Published: 7 November 2011



Children with motor impairments (e.g. difficulties with motor control, muscle tone or balance) experience significant difficulties in participating in physical play and leisure. Current interventions are often poorly defined, lack explicit hypotheses about why or how they might work, and have insufficient evidence about effectiveness. This project will identify (i) the 'key ingredients' of an effective intervention to increase participation in physical play and leisure in children with motor impairments; and (ii) how these ingredients can be combined in a feasible and acceptable intervention.
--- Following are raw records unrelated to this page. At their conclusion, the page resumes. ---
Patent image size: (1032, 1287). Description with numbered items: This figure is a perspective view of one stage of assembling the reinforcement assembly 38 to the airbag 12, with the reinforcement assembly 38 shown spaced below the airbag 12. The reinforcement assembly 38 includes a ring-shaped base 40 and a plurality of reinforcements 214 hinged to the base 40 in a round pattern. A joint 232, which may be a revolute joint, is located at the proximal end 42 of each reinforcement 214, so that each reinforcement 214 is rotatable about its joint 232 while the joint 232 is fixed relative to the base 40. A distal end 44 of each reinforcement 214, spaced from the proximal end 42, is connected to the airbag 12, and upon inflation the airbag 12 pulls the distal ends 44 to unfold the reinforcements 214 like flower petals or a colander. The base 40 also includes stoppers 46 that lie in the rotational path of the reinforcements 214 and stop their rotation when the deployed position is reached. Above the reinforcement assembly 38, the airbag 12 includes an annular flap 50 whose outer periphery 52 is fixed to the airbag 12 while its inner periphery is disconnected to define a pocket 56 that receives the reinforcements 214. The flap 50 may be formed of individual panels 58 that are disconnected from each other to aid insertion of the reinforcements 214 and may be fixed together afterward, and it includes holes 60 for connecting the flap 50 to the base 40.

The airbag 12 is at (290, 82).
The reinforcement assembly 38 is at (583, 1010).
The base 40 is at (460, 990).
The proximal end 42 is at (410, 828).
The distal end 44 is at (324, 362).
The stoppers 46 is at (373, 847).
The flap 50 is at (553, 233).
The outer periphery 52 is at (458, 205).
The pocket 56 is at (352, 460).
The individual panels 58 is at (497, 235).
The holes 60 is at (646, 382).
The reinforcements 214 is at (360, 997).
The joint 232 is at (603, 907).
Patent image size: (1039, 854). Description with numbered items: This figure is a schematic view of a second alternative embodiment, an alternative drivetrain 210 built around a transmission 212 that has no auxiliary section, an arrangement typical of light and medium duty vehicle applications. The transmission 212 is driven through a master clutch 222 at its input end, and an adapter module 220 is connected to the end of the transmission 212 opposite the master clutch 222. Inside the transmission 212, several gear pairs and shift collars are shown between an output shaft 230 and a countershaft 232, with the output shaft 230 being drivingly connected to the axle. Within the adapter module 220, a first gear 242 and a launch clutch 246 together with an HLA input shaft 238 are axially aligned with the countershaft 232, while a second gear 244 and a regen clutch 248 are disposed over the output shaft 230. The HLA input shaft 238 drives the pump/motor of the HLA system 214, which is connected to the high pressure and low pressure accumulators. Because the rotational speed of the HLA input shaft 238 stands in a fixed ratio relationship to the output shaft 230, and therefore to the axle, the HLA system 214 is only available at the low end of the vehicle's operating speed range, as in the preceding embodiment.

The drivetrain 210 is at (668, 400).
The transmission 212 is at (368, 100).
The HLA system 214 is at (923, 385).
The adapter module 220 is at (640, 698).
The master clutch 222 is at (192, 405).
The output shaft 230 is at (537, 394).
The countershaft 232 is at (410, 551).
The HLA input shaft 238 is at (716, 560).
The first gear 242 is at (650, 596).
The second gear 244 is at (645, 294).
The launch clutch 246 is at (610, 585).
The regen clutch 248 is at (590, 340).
The project draws on the WHO International Classification of Functioning, Disability and Health and the UK Medical Research Council guidance for developing 'complex interventions'. There will be five steps: 1) identifying biomedical, personal and environmental factors proposed to predict children's participation in physical play and leisure; 2) developing an explicit model of the key predictors; 3) selecting intervention strategies to target the predictors, and specifying the pathways to change; 4) operationalising the strategies in a feasible and acceptable intervention; and 5) modelling the intervention processes and outcomes within single cases.


The primary output from this project will be a detailed protocol for an intervention. The intervention, if subsequently found to be effective, will support children with motor difficulties to attain life-long well-being and participation in society. The project will also be an exemplar of methodology for a systematic development of non-drug interventions for children.